Dan Kohn wrote:

> I'm working on a new version of Kohn draft that captures more of the
> semantics from the Lindsey draft about news-specific restrictions.  I
> believe laying them out against the context of RFC 2822 (rather than
> expecting the implementer to compare the documents) will produce the
> best interoperability.

If our rechartered goal is still to produce a Standards Track RFC,
there may be an issue regarding use of RFC 2822 (which I am informed
is incorrectly indicated as Standards Track and that it does not in
fact obsolete RFC 822 as stated in the rfc-index).

RFC 2822 does not and cannot obsolete RFC 822 at present, for the simple reason that RFC 822 is a full standard whereas RFC 2822 is only a proposed standard. The intent, however, is for RFC 2822, or more likely a revised version of RFC 2822, to obsolete RFC 822 once it reaches standard status.

This is a reasonably straightforward situation, but a bit more than an entry in
the RFC index is capable of expressing.

If so, I believe
the approach used in RFC 3282 (which says it's Standards Track), viz.
supplying both RFC 822 EBNF and RFC 2822 ABNF may be a solution (the
understanding being that they intend to specify the same restrictions).

Any I-D that is intended to become a proposed standard need only refer to RFC 2822; referring to RFC 822 in a normative way is a bad idea at this point. (The situation for an I-D intended for draft is different -- it should be obvious why -- but that's not an issue USEFOR has to deal with.)

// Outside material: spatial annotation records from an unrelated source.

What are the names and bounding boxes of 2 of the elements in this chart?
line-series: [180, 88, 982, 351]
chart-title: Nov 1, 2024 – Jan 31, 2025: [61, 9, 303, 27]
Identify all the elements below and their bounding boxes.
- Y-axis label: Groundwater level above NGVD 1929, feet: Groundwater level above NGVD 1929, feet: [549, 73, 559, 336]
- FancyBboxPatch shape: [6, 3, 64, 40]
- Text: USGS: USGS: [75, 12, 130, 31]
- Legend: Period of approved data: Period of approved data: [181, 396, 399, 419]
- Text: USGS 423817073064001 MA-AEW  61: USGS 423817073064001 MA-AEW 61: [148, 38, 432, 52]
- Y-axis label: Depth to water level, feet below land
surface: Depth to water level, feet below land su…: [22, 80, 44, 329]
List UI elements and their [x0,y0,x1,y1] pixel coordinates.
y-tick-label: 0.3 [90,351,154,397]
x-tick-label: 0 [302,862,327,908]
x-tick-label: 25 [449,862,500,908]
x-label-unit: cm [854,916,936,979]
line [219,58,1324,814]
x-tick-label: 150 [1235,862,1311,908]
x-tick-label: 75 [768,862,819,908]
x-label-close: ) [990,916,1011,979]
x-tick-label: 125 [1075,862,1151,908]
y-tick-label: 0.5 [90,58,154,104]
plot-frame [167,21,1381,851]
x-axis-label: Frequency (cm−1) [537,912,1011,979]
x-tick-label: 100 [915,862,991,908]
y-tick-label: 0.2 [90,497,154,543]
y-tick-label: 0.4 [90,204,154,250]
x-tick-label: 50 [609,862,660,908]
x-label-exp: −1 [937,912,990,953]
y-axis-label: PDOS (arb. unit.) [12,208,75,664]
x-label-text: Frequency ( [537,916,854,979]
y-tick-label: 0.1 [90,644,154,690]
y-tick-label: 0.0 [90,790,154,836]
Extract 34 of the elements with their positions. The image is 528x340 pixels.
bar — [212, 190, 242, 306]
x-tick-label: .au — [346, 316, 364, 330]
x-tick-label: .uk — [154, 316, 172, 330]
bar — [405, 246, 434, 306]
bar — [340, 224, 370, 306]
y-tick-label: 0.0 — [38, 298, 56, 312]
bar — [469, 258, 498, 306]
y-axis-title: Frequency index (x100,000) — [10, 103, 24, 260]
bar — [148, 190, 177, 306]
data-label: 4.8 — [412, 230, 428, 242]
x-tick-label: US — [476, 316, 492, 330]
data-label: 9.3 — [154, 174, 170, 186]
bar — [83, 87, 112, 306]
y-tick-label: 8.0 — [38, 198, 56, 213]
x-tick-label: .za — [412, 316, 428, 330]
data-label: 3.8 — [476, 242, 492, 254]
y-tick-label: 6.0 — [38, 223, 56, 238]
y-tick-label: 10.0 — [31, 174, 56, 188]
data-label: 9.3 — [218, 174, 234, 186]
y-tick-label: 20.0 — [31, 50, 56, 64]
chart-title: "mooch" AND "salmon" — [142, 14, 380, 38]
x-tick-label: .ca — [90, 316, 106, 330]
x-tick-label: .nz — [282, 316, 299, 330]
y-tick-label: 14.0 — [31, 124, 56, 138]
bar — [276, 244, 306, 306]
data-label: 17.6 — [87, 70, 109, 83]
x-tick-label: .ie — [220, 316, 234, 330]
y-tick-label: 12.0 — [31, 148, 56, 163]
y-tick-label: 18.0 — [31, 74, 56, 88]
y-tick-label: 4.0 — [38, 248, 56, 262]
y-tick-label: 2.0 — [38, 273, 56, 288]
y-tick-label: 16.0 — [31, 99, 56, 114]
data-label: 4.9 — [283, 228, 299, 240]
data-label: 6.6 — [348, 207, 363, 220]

As for ambiguities in the MIME documents, while Charles' intent in
clarifying those is laudable, it goes too far in the direction of
repeating a lot of nitty-gritty detail.  How far we go in clarifying
those issues is something where our area director may be able to
provide some guidance, as he is in a position to know how soon there
might be a rewrite of the MIME documents themselves which would
remove the ambiguities.

Well, not to put too fine a point on it, but these endless squabbles are at least part of the reason why a MIME update of anything besides part 4 is unlikely to get done by the MIME editor in the near future ;-)

Regardless, if there are outright errors in MIME they should be corrected by
RFC Errata. Reiterating material from one standard in another is a bad idea
IMO; and you may rest assured I will push back on this practice should a
document containing such material ever make it to me for review.

On a related note, IMO there should be a reference in the Status
of This Memo section pointing to the errata page at
http://www.rfc-editor.org/errat.html
That of course isn't applicable to a draft, but when the draft
moves to a published RFC, it is invaluable to implementors (the
relative obscurity of that page is probably one of the reasons that
some implementors have made errors).

The fact that the page hasn't existed for very long is a more likely explanation.

In reference to the use of
MIME, it might be prudent to repeat the pointer to the errata page,
as there are a number of errata for RFCs 2046, 2047, 2231, and for
that matter 1036 (though I sincerely hope the "Re: " hack will be
discarded).

> In general, I'm thinking about suggesting a different tact from RFC
> 2822, which said that Section 3 current syntax is MUST generate and
> Section 4 obsolete syntax is MUST accept.

To be a little more precise, the obs- syntax is MUST accept, MUST NOT
generate. The non-obs- syntax still provides a great deal of leeway.
Perhaps unnecessarily so; the current msg-id discussions are timely
(I believe Pete Resnick stated on ietf-822 a few months ago that
he is collecting comments etc. re 2822 in preparation for the next
step in its progress) and appropriate.

Agreed. I would not be at all adverse to placing a limit on the size of message ids.